Em comum a tudo isso foi a atenção de muitos em relação à reação do mercado a tais acontecimentos. Como o mercado reagiu aos atentados contra a democracia na capital do país? Como o mercado reagiu ao furo bilionário na contabilidade das lojas Americanas (BVMF:AMER3)? E ao provável crescimento da China no ano, que deve puxar o preço de commodities e nos beneficiar aqui no Brasil?

A cada um dos eventos, observamos o mercado reagir de uma maneira. O dólar caindo diante de expectativas de uma China pujante em 2023, e um Brasil que seguirá na esteira das exportações de insumos para essa recuperação. A bolsa subindo após sinalizações de que a integridade das instituições brasileiras seria mantida, assim como a normalidade democrática, após as invasões de 8 de janeiro. Os fundos de crédito privado com exposição à dívida emitida pela Americanas sofrendo, enquanto as ações da empresa derretiam na bolsa e prejudicavam o desempenho do nosso principal índice de ações (o famoso Ibovespa).

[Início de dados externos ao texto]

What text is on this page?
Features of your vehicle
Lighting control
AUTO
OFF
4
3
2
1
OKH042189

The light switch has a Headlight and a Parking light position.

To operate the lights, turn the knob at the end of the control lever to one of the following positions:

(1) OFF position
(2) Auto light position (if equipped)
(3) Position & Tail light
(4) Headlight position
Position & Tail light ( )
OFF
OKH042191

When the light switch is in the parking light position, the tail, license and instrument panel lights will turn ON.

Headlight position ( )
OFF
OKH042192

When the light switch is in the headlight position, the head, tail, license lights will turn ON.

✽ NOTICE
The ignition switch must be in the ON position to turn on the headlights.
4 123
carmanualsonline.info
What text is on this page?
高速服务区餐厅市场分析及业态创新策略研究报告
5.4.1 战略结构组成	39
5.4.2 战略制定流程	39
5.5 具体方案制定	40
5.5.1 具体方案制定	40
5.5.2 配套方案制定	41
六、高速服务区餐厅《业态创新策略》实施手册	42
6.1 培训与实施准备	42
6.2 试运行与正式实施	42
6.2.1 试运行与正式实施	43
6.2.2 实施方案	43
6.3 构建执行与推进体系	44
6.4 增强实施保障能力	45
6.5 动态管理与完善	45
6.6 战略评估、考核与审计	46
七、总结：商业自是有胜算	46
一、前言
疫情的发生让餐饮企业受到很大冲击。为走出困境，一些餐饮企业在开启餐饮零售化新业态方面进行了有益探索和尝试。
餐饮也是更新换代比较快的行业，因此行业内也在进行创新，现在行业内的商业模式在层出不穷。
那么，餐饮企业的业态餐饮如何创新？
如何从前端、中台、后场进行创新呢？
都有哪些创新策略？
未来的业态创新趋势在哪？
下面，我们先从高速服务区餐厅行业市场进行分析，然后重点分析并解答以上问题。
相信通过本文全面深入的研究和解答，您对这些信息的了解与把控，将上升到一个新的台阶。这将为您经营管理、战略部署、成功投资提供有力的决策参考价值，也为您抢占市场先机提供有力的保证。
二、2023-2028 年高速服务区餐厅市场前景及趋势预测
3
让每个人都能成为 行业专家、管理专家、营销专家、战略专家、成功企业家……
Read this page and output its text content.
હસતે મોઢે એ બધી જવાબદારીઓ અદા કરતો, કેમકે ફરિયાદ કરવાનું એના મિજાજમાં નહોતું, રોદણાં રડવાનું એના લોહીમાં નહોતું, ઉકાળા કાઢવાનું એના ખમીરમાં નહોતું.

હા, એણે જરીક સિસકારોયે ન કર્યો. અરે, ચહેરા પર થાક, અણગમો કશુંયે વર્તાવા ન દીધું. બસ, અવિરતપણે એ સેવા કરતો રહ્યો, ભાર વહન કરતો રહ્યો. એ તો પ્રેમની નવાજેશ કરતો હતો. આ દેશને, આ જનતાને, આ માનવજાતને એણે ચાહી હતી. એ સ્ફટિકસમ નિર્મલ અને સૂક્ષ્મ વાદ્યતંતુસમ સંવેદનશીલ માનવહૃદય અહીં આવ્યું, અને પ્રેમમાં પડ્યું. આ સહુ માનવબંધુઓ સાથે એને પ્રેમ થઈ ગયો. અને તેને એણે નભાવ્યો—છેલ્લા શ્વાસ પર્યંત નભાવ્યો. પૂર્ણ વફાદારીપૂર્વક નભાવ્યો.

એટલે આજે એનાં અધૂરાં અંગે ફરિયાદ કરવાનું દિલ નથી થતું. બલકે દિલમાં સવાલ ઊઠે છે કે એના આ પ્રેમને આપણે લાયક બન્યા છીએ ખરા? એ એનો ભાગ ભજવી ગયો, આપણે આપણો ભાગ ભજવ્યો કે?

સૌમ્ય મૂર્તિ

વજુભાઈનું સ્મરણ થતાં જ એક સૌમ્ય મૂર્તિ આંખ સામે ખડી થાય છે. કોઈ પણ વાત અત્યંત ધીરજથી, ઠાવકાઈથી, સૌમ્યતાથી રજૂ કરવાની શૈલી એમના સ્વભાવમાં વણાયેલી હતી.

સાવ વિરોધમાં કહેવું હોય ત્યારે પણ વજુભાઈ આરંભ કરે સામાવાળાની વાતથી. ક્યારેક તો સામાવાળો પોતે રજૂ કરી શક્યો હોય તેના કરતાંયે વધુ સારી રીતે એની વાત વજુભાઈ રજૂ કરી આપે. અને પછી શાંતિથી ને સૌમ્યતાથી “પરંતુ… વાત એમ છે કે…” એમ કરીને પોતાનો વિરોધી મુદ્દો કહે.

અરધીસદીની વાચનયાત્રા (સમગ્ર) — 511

Mas o que isso significa? O que há por trás do tal “mercado” que tanto se fala, se observa e se noticia?

Mercado: uma criatura amorfa e misteriosa?

Para a surpresa de muitos, o mercado não é uma criatura amorfa, misteriosa ou mesmo com vontade única e própria. Pelo contrário. O tal mercado é composto por pessoas comuns, como eu e você.

O mercado é composto pelo conjunto de pessoas com todo e qualquer tipo de participação em transações financeiras no país. Por exemplo, uma mãe de 4 filhos que financia sua casa em um programa de habitação popular, pagando amortização e juros de seu financiamento bancário. Ela faz parte do mercado? Sim.

Já um grande investidor, com milhões aplicados dentro e fora do país; ele é parte do mercado? Sim. E o pequeno empreendedor que financiou o imóvel para seu negócio nascer; o grande empresário que emitiu dívidas para financiar o aumento do negócio, empregando centenas de trabalhadores? Também!

E você, com o dinheiro investido na poupança, em um CDB, em ações ou no fundo de pensão com coparticipação da empresa na qual trabalha? Adivinha? Pois é. Você também, muito provavelmente, faz parte do mercado.

Entendo que você possa, nesse momento, estar pensando “mas eu não tomo nenhuma decisão sobre para onde vai o dólar, ou se a ação X cai ou sobe, muito menos sobre onde os juros e a inflação estarão amanhã”.

Certo. Vamos à segunda parte: quem gere esse dinheiro de todo mundo? Seja na poupança, no fundo de pensão, ou na conta corrente do banco? Quem efetivamente toma as decisões?

Também é muita gente: funcionários de bancos, gestores de fundos de investimento, investidores estrangeiros, gestores de fundos de pensão. O trabalho de todas essas pessoas é entender o cenário hoje e antecipar o que acontecerá amanhã, tendo retorno nessa troca para seus clientes.

Mercado: como se move?

Assim, tendo como objetivo antecipar movimentos que possam acontecer no futuro, o tal “mercado” – que passarei a chamar aqui de investidores, por acreditar que faz muito mais sentido – toma decisões no presente, afetando o movimento de ativos financeiros.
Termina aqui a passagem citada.